Une dizaine de caricaturistes de presse ont exposé vendredi et samedi à Kinshasa, au Musée National de la République démocratique du Congo pour une exposition de leurs œuvres autour du thème : «30 ans après, que veut le peuple, la démocratie ou la dictature éclairée ? ». Cette exposition est le fruit d’un atelier tenu récemment, entre jeunes dessinateurs et leurs aînés, en guise de transfert de compétences.
Placées sur des back drop, les œuvres de chacun des artistes dessinateurs se rapportent à une époque précise de l’histoire de la RDC depuis 1990, avec l’avènement du multipartisme par le président Mobutu Sese Seko. La réflexion est de savoir si la démocratie vaut la peine pour le développement d’un pays comme la RDC ou bien une dictature dite éclairée.
Des sujets tels que la dictature, la démocratisation, le multipartisme, le débat national, la mort du président Laurent-Désiré Kabila, les élections, le dialogue inter-congolais, l’accord de Saint Sylvestre, le procès 100 jours, la gratuité de l’enseignement, le retour des reliques de Lumumba ou encore la guerre contre le M23 sont évoqués en dessins caricaturés. Ces dessins sont également catalogués dans un livre qui a été distribué lors du vernissage.
Plusieurs dessinateurs ont pris part à cette exposition notamment Thembo Kash, Fortuna Muko, Amisi Ndrabu, Fidèle Kenda, Alber Luba, Corneille Kalamba, Emmanuel Nkwe, Rodrigue Muladika, Serge Mandinda, Valery Matensi, Patou Bomenga, Kalundende, Dick Essle, Merveid Pontshi, Claude Gwenia, Jean-Pierre Mwange, Sébastien Enga, Phillipe Mwabi.
Ce projet de formation des caricaturistes de presse est porté par l’Association des Dessinateurs de Presse (ADEP) que dirige Kash Thembo et vise à professionnaliser les dessinateurs afin de susciter des vocations, intéresser un grand nombre et participer positivement à la démocratie.
Kash Thembo est brièvement revenu sur la différence entre la bande dessinée et le dessin de presse. La bande dessinée, dit-il, est une technique qui consiste à raconter une histoire par une succession d’images, on a suffisamment d’espace. Alors que la caricature qui est un secteur du dessin de presse, est une expression satirique. Elle n’a généralement qu’une seule case et exprime beaucoup de choses.
« La démocratie, 30 ans après n’a pas encore existé »

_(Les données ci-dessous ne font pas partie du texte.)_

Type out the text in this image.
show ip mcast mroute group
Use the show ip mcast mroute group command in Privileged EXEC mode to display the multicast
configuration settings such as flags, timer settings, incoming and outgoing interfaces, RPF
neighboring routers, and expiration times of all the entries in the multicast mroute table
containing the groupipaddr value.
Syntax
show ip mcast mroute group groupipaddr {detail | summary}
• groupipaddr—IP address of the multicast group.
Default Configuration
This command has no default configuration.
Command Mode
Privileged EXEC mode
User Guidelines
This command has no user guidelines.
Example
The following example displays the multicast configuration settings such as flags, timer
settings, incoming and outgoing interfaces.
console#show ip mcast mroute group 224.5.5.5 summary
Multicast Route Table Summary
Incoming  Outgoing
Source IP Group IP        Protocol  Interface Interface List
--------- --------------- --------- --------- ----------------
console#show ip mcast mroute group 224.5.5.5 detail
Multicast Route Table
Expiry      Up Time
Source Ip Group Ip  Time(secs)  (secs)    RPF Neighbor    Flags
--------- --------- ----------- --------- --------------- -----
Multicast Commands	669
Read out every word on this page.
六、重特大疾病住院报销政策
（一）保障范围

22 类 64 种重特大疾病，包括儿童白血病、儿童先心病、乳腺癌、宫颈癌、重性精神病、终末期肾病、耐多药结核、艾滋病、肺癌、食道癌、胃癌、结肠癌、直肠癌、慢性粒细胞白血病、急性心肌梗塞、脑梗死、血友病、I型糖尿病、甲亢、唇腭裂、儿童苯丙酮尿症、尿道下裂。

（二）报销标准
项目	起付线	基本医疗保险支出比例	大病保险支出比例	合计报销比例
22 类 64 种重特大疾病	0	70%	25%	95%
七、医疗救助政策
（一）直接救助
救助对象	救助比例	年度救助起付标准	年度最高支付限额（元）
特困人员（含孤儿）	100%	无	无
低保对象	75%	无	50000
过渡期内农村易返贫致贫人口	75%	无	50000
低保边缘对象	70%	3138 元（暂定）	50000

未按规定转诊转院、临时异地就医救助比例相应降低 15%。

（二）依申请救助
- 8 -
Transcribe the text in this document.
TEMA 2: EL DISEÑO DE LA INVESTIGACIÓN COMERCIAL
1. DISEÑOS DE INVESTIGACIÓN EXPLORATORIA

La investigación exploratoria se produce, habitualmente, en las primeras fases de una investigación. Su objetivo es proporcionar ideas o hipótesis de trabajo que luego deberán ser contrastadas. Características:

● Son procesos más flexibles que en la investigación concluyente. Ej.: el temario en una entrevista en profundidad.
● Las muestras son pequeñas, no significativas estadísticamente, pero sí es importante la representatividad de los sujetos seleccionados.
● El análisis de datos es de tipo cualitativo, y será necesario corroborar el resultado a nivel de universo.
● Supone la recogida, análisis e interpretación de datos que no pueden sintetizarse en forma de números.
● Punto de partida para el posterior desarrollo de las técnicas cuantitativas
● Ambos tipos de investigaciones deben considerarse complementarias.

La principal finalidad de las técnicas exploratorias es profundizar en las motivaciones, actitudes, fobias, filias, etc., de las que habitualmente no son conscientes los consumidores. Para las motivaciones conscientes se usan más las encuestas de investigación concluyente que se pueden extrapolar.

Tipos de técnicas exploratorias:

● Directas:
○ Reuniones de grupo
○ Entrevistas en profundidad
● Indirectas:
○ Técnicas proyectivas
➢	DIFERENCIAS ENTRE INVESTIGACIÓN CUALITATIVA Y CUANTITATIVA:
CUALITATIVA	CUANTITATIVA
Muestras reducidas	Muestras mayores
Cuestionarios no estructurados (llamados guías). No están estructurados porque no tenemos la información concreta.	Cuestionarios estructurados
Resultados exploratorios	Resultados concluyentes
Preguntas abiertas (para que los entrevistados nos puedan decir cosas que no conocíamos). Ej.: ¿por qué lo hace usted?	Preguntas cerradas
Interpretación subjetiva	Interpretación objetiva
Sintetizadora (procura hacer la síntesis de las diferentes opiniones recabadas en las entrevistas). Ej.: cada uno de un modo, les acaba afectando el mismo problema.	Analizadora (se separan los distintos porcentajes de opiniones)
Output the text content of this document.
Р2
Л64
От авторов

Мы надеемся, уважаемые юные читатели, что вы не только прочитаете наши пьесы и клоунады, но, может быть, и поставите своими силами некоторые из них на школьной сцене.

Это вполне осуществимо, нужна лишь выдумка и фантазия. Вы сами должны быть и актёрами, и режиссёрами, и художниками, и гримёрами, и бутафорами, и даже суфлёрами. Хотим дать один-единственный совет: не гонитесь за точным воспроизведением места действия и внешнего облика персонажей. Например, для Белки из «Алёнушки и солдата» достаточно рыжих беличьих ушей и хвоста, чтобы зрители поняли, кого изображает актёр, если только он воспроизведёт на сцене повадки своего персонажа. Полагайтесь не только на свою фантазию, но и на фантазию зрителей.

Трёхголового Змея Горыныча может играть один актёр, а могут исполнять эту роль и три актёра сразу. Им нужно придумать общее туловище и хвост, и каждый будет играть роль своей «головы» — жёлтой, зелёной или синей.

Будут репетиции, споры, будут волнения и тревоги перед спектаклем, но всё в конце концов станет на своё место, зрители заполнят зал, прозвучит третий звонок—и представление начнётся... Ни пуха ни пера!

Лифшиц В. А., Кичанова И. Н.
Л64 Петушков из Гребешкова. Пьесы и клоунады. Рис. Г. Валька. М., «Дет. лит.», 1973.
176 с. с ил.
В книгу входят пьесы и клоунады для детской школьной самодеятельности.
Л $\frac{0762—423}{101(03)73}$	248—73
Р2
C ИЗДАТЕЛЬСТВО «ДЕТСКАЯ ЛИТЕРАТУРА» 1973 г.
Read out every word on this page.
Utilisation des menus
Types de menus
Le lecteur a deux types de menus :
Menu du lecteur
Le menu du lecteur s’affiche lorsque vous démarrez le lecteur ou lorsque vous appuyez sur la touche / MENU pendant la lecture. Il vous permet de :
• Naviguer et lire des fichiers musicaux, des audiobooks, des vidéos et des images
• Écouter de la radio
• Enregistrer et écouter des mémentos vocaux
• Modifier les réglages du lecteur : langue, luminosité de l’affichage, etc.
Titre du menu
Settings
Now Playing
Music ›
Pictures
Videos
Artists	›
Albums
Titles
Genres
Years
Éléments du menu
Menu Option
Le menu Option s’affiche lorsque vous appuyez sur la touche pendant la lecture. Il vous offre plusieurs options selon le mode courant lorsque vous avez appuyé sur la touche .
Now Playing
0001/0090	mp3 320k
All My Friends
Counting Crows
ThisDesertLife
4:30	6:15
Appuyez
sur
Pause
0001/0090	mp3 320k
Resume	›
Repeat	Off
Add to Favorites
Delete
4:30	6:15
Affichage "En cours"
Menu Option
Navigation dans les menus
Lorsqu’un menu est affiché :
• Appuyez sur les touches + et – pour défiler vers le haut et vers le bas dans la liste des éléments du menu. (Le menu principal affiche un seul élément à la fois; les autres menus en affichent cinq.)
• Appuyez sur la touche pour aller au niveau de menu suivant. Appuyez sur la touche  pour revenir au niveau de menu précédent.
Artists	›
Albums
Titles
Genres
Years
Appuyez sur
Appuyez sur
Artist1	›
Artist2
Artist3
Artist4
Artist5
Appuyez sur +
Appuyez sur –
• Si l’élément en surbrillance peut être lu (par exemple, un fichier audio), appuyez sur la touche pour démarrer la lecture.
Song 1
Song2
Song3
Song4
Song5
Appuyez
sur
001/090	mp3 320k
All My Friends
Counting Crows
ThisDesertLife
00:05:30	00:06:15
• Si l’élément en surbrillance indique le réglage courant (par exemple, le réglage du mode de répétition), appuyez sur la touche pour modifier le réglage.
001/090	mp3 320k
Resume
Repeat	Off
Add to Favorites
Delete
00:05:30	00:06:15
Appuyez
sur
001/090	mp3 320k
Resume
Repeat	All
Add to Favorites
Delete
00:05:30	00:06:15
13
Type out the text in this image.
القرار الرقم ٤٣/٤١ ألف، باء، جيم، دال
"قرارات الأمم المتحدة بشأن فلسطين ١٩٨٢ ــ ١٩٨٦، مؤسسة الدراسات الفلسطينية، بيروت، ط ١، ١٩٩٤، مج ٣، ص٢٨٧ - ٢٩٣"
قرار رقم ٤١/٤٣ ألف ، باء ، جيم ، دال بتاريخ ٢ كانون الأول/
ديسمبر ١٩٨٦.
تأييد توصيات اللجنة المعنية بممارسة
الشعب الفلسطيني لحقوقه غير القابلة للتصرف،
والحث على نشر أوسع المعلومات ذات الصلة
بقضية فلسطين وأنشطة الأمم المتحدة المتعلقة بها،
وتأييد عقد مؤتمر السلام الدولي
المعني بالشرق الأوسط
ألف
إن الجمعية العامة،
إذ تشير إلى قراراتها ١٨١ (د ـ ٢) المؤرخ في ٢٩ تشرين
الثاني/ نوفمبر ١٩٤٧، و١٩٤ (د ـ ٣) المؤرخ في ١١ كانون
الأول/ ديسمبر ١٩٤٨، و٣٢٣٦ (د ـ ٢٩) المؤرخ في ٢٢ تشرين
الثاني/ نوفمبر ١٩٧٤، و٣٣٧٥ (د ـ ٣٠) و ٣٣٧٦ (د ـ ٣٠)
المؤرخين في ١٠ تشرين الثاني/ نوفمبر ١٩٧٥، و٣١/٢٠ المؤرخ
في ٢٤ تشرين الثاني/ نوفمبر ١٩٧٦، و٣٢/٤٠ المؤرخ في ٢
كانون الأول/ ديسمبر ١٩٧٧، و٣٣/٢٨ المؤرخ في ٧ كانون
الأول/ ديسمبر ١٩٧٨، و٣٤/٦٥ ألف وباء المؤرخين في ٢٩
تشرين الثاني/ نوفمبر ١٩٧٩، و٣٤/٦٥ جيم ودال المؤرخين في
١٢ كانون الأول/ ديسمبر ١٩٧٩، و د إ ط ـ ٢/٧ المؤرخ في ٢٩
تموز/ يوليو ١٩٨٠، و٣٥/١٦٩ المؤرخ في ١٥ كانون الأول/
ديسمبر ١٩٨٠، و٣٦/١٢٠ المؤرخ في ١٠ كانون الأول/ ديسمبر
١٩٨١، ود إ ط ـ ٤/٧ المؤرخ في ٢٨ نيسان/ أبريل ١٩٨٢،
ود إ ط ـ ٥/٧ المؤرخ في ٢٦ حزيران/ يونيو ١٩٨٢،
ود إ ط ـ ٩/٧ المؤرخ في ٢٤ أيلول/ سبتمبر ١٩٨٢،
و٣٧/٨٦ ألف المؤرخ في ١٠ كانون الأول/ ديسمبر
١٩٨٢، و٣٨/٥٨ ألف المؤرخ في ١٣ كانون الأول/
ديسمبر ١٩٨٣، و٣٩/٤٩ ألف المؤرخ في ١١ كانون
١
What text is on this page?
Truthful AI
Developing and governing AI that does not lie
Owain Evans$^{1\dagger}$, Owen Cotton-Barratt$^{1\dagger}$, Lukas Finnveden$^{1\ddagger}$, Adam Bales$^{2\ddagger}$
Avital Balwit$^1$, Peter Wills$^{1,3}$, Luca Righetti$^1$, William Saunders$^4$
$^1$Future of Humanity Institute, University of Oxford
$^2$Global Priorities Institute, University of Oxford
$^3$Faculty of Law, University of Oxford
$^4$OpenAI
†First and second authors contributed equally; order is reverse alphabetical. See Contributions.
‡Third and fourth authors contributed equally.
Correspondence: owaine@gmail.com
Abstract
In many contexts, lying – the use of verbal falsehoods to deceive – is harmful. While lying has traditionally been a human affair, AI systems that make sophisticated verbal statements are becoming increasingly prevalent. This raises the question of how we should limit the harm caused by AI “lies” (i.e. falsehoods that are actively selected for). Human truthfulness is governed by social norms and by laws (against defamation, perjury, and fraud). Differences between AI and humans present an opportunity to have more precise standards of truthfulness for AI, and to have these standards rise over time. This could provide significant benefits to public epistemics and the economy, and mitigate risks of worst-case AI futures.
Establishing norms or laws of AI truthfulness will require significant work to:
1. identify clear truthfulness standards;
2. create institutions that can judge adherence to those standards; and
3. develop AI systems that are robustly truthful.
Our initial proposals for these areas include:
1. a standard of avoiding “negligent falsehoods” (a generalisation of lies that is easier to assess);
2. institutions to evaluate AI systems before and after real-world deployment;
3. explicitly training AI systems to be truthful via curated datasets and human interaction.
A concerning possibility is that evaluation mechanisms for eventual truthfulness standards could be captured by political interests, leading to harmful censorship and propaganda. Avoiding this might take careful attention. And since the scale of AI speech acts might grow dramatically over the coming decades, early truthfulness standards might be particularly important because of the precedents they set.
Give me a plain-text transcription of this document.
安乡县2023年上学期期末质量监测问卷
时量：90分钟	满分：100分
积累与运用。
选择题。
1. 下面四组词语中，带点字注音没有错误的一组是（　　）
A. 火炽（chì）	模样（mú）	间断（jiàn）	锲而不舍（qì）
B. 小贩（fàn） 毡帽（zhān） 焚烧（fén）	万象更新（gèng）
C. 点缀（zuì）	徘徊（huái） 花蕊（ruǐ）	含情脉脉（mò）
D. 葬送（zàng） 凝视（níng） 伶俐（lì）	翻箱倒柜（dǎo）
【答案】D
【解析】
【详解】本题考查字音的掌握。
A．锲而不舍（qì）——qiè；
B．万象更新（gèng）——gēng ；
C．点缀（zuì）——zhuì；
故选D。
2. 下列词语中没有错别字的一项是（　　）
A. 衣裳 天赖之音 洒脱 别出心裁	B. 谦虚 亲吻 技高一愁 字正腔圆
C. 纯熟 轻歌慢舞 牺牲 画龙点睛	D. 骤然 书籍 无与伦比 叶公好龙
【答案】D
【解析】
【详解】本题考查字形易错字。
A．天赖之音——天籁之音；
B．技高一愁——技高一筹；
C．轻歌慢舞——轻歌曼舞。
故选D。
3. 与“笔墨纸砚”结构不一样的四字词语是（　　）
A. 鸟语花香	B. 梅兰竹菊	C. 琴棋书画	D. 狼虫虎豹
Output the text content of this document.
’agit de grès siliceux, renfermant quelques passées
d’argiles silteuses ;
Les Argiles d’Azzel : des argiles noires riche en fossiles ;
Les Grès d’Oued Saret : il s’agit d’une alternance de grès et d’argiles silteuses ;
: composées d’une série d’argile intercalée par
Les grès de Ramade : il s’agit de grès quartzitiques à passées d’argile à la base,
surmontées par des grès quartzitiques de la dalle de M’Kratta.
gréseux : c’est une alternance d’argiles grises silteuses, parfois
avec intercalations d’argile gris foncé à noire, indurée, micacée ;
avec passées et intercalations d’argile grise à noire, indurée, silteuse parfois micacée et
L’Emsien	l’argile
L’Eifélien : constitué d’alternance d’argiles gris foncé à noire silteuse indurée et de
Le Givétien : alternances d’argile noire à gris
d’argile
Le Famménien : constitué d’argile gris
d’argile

Lors des échanges qui ont précédé le vernissage de l’exposition, Mfumu Toto, doctorant en sciences politiques, a estimé que 30 ans après la démocratisation, l’individu congolais n’est pas libre de penser, d’agir et de s’organiser sans nier les avancées de cette dernière décennie. La classe politique a fait autres choses que la politique au point que le Congo a le problème d’hommes, de culture et d’organisation politiques, a-t-il ajouté.
« La démocratie, 30 ans après n’a pas encore existé. Ayons le courage de le dire. Parce que la démocratie de la constitution est moins importante que celle de la culture. Nous n’en avons pas la culture. Si on a des démocrates, même sans la démocratie dans la constitution, le pays sera bien dirigé », a-t-il dit.
Le professeur émérite, Yoka Lye Mudaba, a pour sa part estimé que la RDC a manqué des rendez-vous dans son histoire. De l’accession de Mobutu au pouvoir et la valeur du cuivre à l’époque ; de la prise de pouvoir de Laurent Désiré Kabila et la quête de la démocratie qu’il dit interminable.
« Nous sommes rentrés dans la quête d’une démocratie introuvable. Une démocratie difficile à identifier. Il est temps de penser autrement, d’agir autrement, d’écrire autrement, de décider autrement, de chanter autrement, de vivre autrement. Les députés, les dessinateurs, professeurs, notre rôle, c’est de dire la vérité, rien que la vérité », a-t-il détaillé.